Le raccourcissement de la « liste grise » des exigences nationales devant être évaluées et éventuellement supprimées si elles sont jugées discriminatoires, non justifiées par des motifs d’intérêt public ou non proportionnées, et une période transitoire minimum de quatre ans. Les États-membres seraient aussi autorisés à limiter les points de vente autorisés dans une région, à fixer des tarifs maximum ou minimum, interdire la vente à perte, le respect des directives sectorielles. Les amendements sont accompagnés de considérant justifiant les modifications proposées.

Par ailleurs, Evelyne Gebhardt, soutient que le principe du pays d’origine est en contradiction avec l’article 50 du traité CE selon lequel le prestataire étranger doit être soumis au même traitement que les ressortissants du pays de prestation, que la liste des services couverts par la directive est indicative et non exhaustive.

Cependant, malgré les efforts de E. Gebhardt, rapporteur du projet, les députés ont refusé d’exclure les services d’intérêt économique général (SIEG) du champ d’application de la directive. Le principe de l’inclusion des SIEG comporte, toutefois, plusieurs dérogations, jeux de hasard, services audiovisuels, professions et activités liées à l’exercice de l’autorité, services de santé. D’une manière générale, les SIEG échappent au principe du pays d’origine (article 16) et à la procédure d’évaluation (article 14 et 15). Le principe du pays d’origine (PPO), défendu par la droite, a été maintenu, mais des conditions particulières d’ordre public, de sécurité, de protection de l’environnement ou de la santé pourront être requises par l’État de destination pour l’exercice d’une activité de service.

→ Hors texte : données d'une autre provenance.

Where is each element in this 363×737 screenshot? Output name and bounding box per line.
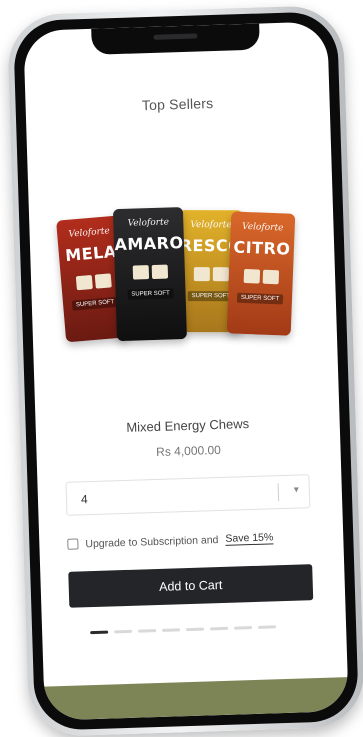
pack-chews — [132, 264, 168, 280]
pack-chews — [193, 267, 229, 282]
pack-brand: Veloforte — [241, 221, 284, 234]
quantity-value: 4 — [80, 492, 88, 507]
pack-chews — [243, 268, 279, 285]
carousel-dot[interactable] — [186, 627, 205, 632]
pack-flavor: CITRO — [233, 237, 291, 259]
pack-flavor: MELA — [64, 241, 118, 266]
carousel-dot[interactable] — [162, 628, 181, 632]
pack-flavor: AMARO — [114, 233, 184, 255]
carousel-dot[interactable] — [258, 625, 277, 629]
pack-citro: Veloforte CITRO SUPER SOFT — [226, 211, 296, 336]
select-divider — [277, 483, 280, 502]
pack-badge: SUPER SOFT — [236, 292, 284, 305]
chevron-down-icon[interactable]: ▾ — [294, 485, 299, 496]
subscription-label: Upgrade to Subscription and — [85, 533, 219, 550]
notch — [91, 23, 260, 55]
subscription-option[interactable]: Upgrade to Subscription and Save 15% — [67, 531, 274, 550]
phone-frame: Top Sellers Veloforte MELA SUPER SOFT Ve… — [6, 4, 363, 737]
carousel-dot[interactable] — [210, 626, 229, 631]
subscription-checkbox[interactable] — [67, 538, 79, 550]
pack-brand: Veloforte — [127, 217, 170, 229]
footer-band — [43, 677, 349, 721]
carousel-dot[interactable] — [114, 629, 133, 634]
speaker-grille — [153, 33, 198, 40]
carousel-dot[interactable] — [138, 629, 157, 633]
carousel-dots — [90, 625, 277, 635]
pack-chews — [75, 273, 112, 291]
product-image[interactable]: Veloforte MELA SUPER SOFT Veloforte AMAR… — [56, 197, 304, 354]
product-name: Mixed Energy Chews — [126, 416, 250, 435]
page-title: Top Sellers — [141, 95, 214, 114]
phone-screen: Top Sellers Veloforte MELA SUPER SOFT Ve… — [23, 21, 349, 721]
pack-badge: SUPER SOFT — [127, 288, 174, 300]
quantity-select[interactable]: 4 ▾ — [65, 474, 311, 516]
save-link[interactable]: Save 15% — [225, 531, 274, 546]
pack-brand: Veloforte — [68, 226, 111, 240]
carousel-dot[interactable] — [234, 626, 253, 630]
pack-amaro: Veloforte AMARO SUPER SOFT — [112, 207, 187, 342]
pack-badge: SUPER SOFT — [71, 296, 119, 311]
carousel-dot[interactable] — [90, 630, 109, 635]
pack-brand: Veloforte — [190, 220, 232, 231]
add-to-cart-button[interactable]: Add to Cart — [68, 564, 314, 608]
product-price: Rs 4,000.00 — [155, 442, 222, 459]
phone-bezel: Top Sellers Veloforte MELA SUPER SOFT Ve… — [12, 11, 360, 731]
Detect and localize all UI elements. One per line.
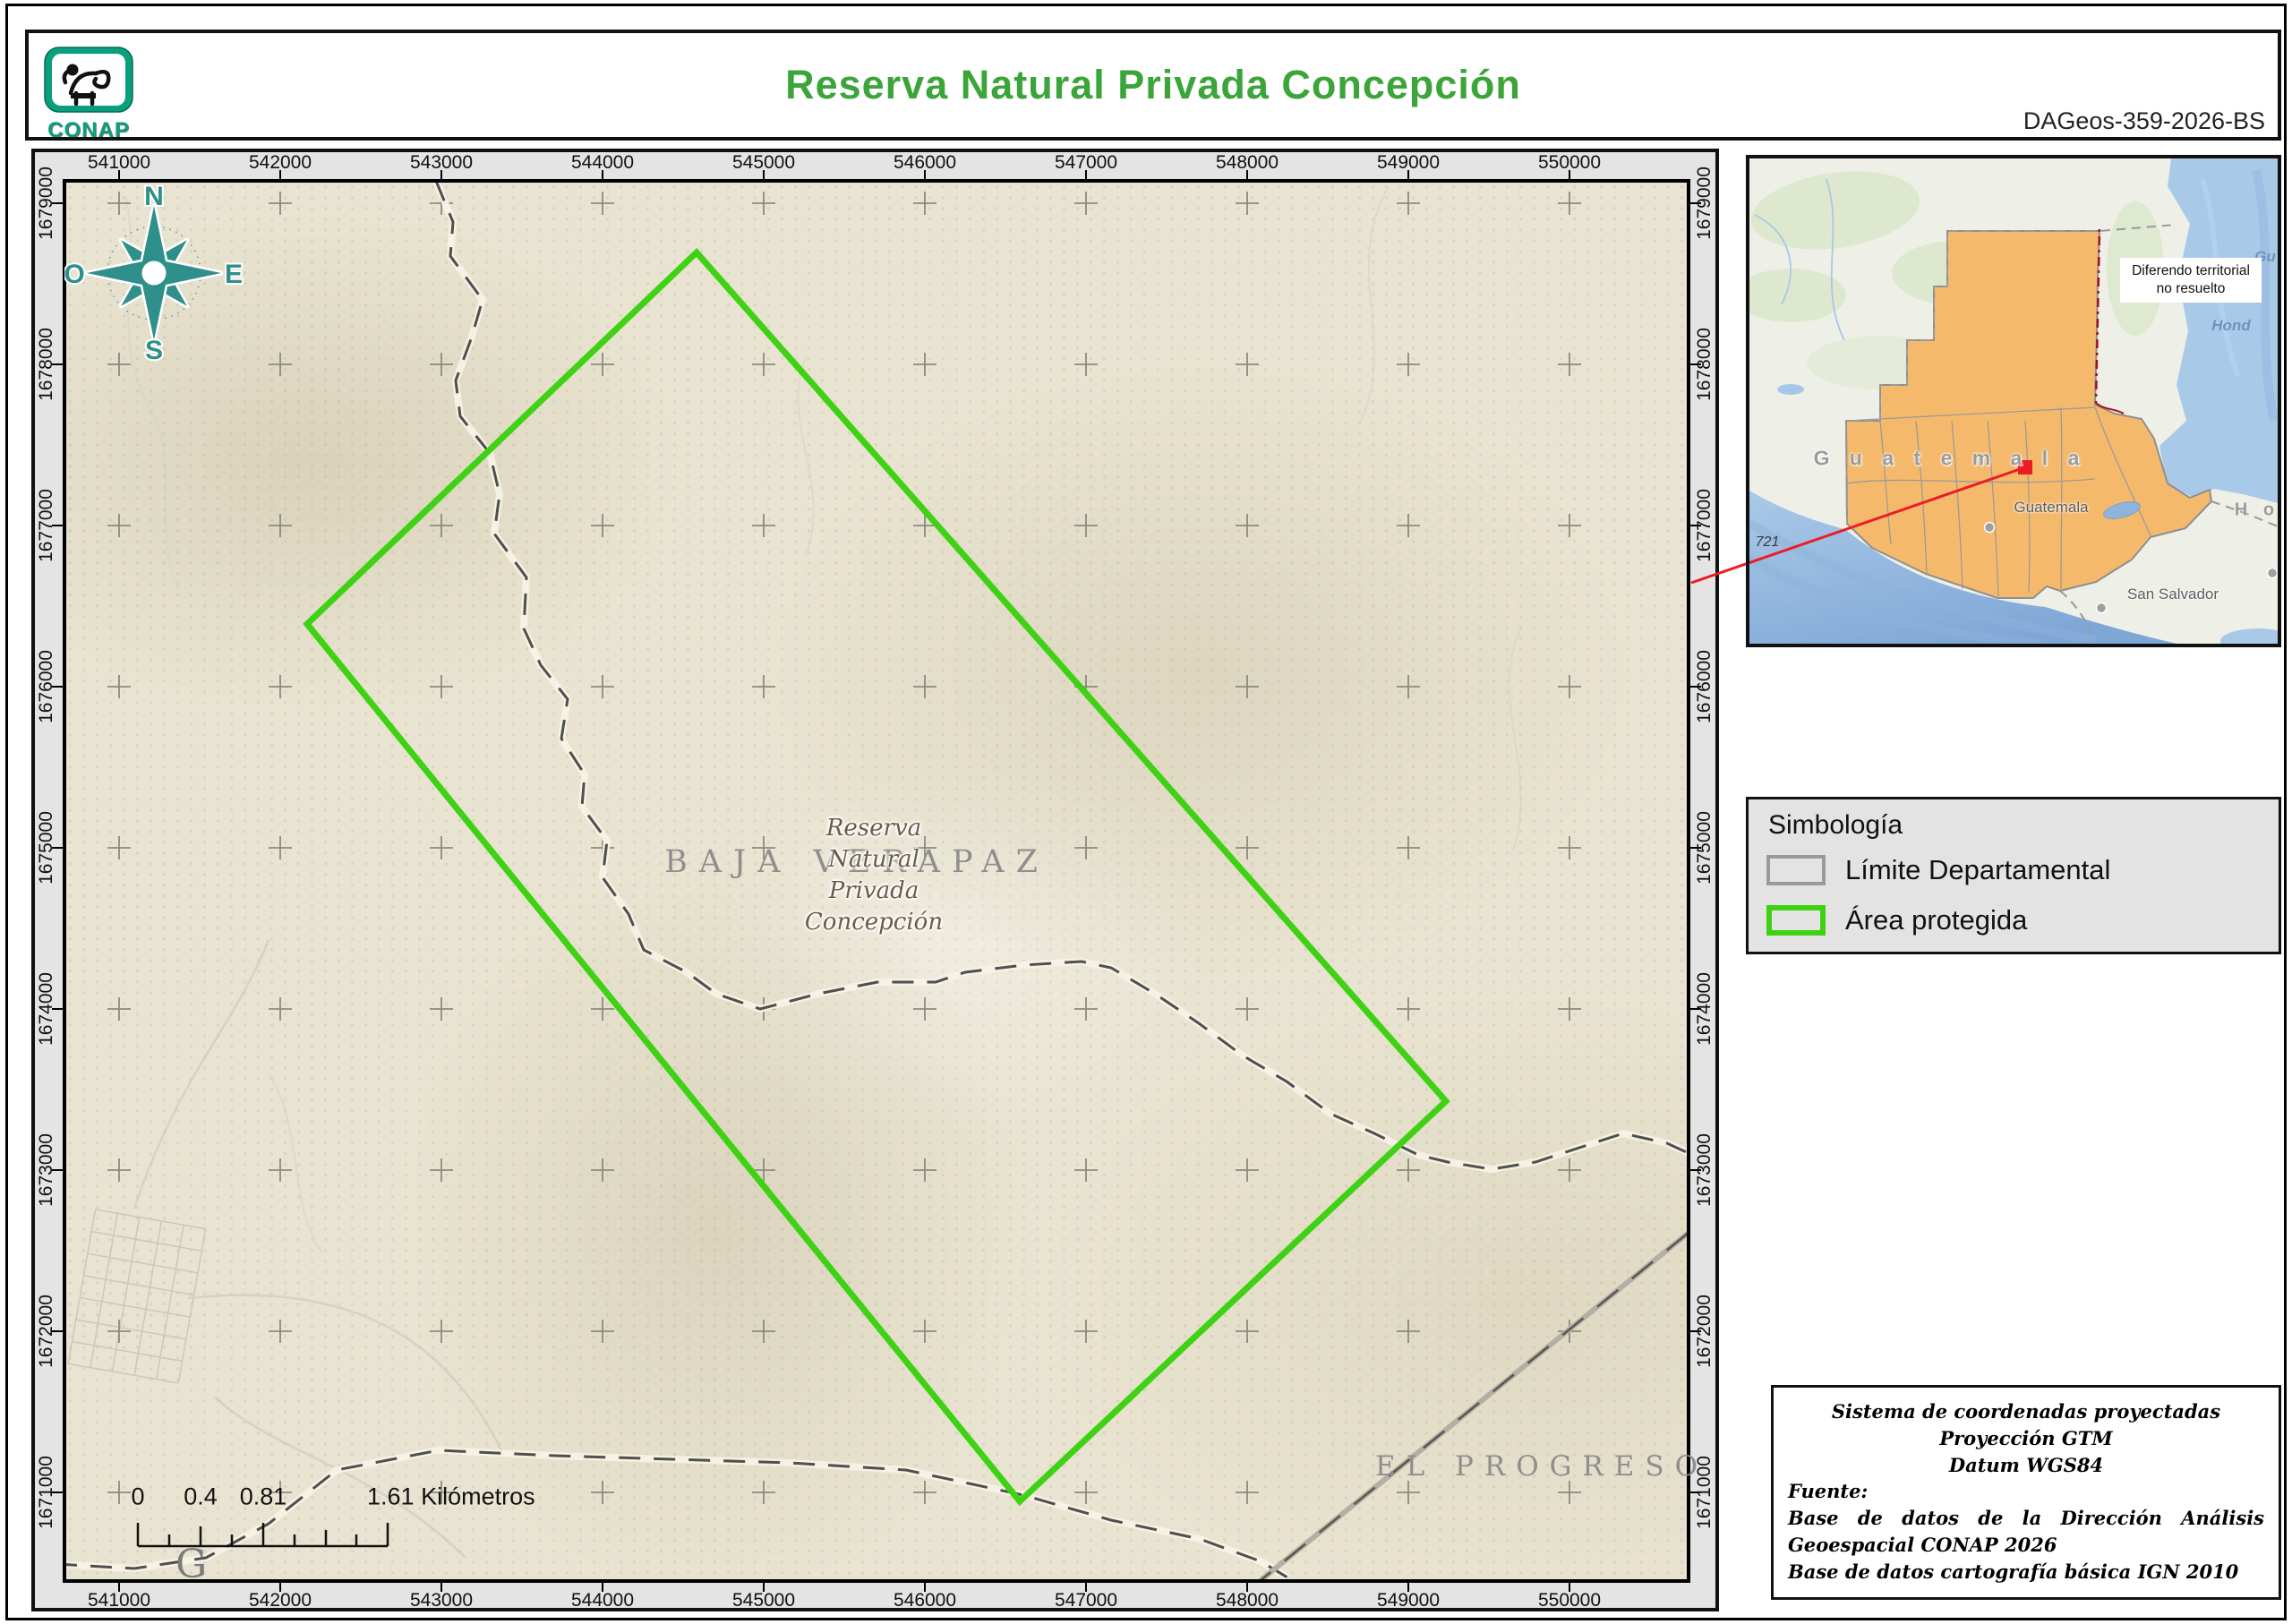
inset-country-label: G u a t e m a l a [1813,446,2087,470]
credits-source-2: Base de datos cartografía básica IGN 201… [1788,1560,2239,1583]
axis-label: 1671000 [36,1456,56,1529]
axis-label: 541000 [87,152,151,173]
reserve-line-4: Concepción [804,909,944,936]
legend-label-protected: Área protegida [1845,904,2028,936]
map-sheet: CONAP Reserva Natural Privada Concepción… [0,0,2292,1624]
credits-projection: Proyección GTM [1939,1426,2113,1449]
axis-label: 550000 [1537,152,1602,173]
conap-logo: CONAP [44,47,133,142]
axis-label: 549000 [1376,1590,1441,1611]
department-label-el-progreso: EL PROGRESO [1374,1450,1709,1483]
axis-label: 550000 [1537,1590,1602,1611]
scalebar-label-end: 1.61 Kilómetros [367,1483,535,1511]
axis-label: 1673000 [36,1133,56,1207]
legend-item-protected: Área protegida [1766,900,2261,941]
page-title: Reserva Natural Privada Concepción [785,62,1521,107]
credits-source-title: Fuente: [1788,1480,1869,1503]
scalebar-label-04: 0.4 [184,1483,218,1510]
axis-label: 1672000 [1694,1295,1715,1368]
reserve-line-2: Natural [828,846,919,873]
legend-label-departmental: Límite Departamental [1845,854,2111,885]
reserve-line-3: Privada [828,877,919,904]
axis-label: 548000 [1215,152,1279,173]
axis-label: 1676000 [1694,650,1715,723]
axis-label: 1672000 [36,1295,56,1368]
axis-label: 543000 [409,1590,474,1611]
credits-crs: Sistema de coordenadas proyectadas [1831,1400,2221,1423]
axis-label: 547000 [1054,1590,1118,1611]
compass-south-label: S [145,336,163,363]
document-code: DAGeos-359-2026-BS [2023,107,2265,134]
protected-area-swatch [1766,905,1826,936]
compass-rose-icon: N E S O [64,184,244,363]
reserve-name-label: Reserva Natural Privada Concepción [805,813,943,938]
departmental-limit-swatch [1766,855,1826,885]
axis-label: 1679000 [1694,167,1715,240]
axis-label: 1675000 [36,811,56,885]
axis-label: 546000 [893,152,957,173]
inset-city-san-salvador-label: San Salvador [2126,585,2219,603]
scale-bar [136,1523,389,1548]
inset-sea-label-hond: Hond [2211,317,2251,334]
axis-label: 544000 [570,152,635,173]
compass-east-label: E [225,260,243,289]
axis-label: 1679000 [36,167,56,240]
axis-label: 548000 [1215,1590,1279,1611]
axis-label: 542000 [248,152,312,173]
credits-datum: Datum WGS84 [1948,1453,2104,1476]
conap-monkey-icon [44,47,133,113]
axis-label: 546000 [893,1590,957,1611]
axis-label: 1673000 [1694,1133,1715,1207]
inset-city-guatemala-label: Guatemala [2014,499,2089,516]
axis-label: 1677000 [1694,489,1715,562]
credits-box: Sistema de coordenadas proyectadas Proye… [1771,1385,2281,1600]
scalebar-unit: Kilómetros [421,1483,535,1510]
axis-label: 1675000 [1694,811,1715,885]
axis-label: 1674000 [36,972,56,1046]
conap-logo-text: CONAP [47,118,130,142]
scalebar-end-value: 1.61 [367,1483,415,1510]
axis-label: 547000 [1054,152,1118,173]
axis-label: 544000 [570,1590,635,1611]
inset-honduras-partial-label: H o [2234,500,2280,520]
compass-west-label: O [64,260,85,289]
axis-label: 1676000 [36,650,56,723]
inset-map-box [1746,155,2281,647]
header: CONAP Reserva Natural Privada Concepción… [25,30,2281,142]
scalebar-label-0: 0 [131,1483,145,1510]
axis-label: 1678000 [36,328,56,401]
legend: Simbología Límite Departamental Área pro… [1746,797,2281,954]
axis-label: 1678000 [1694,328,1715,401]
axis-label: 545000 [731,152,796,173]
inset-road-number-label: 721 [1755,534,1780,550]
axis-label: 1674000 [1694,972,1715,1046]
axis-label: 543000 [409,152,474,173]
legend-item-departmental: Límite Departamental [1766,850,2261,891]
compass-north-label: N [144,184,164,211]
axis-label: 542000 [248,1590,312,1611]
reserve-line-1: Reserva [825,815,922,842]
credits-source-1: Base de datos de la Dirección Análisis G… [1788,1507,2264,1557]
axis-label: 545000 [731,1590,796,1611]
axis-label: 1677000 [36,489,56,562]
scalebar-label-081: 0.81 [239,1483,287,1510]
territorial-note-box: Diferendo territorial no resuelto [2120,258,2262,303]
axis-label: 541000 [87,1590,151,1611]
axis-label: 549000 [1376,152,1441,173]
legend-title: Simbología [1768,810,1903,840]
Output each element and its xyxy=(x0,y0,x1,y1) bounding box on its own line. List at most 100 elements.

L’inclusion des SIEG est passée à deux voix près, ce qui permet à certains d’espérer que le vote en plénière (janvier 2006) pourra être différent. Pour sa part, E. Gebhardt s’est abstenue de voter car elle estime que la définition du principe du pays d’origine retenue crée une insécurité juridique, et dans l’espoir de maintenir la porte ouverte pour de futures négociations d’ici la séance plénière du Parlement prévue pour janvier 2006.

Tandis que la directive suit le processus communautaire réglementaire, des organisations de la société civile se mobiliser jugeant qu’elle constitue une réelle menace pour les services publics et le droit du travail. A Bruxelles, au printemps dernier, une séance de travail sur la directive avait précédé une marche de protestation. Actuellement, les organisations syndicales et citoyennes françaises se rassemblent pour participer à cette dynamique et faire entendre la voix des citoyens aux députés européens.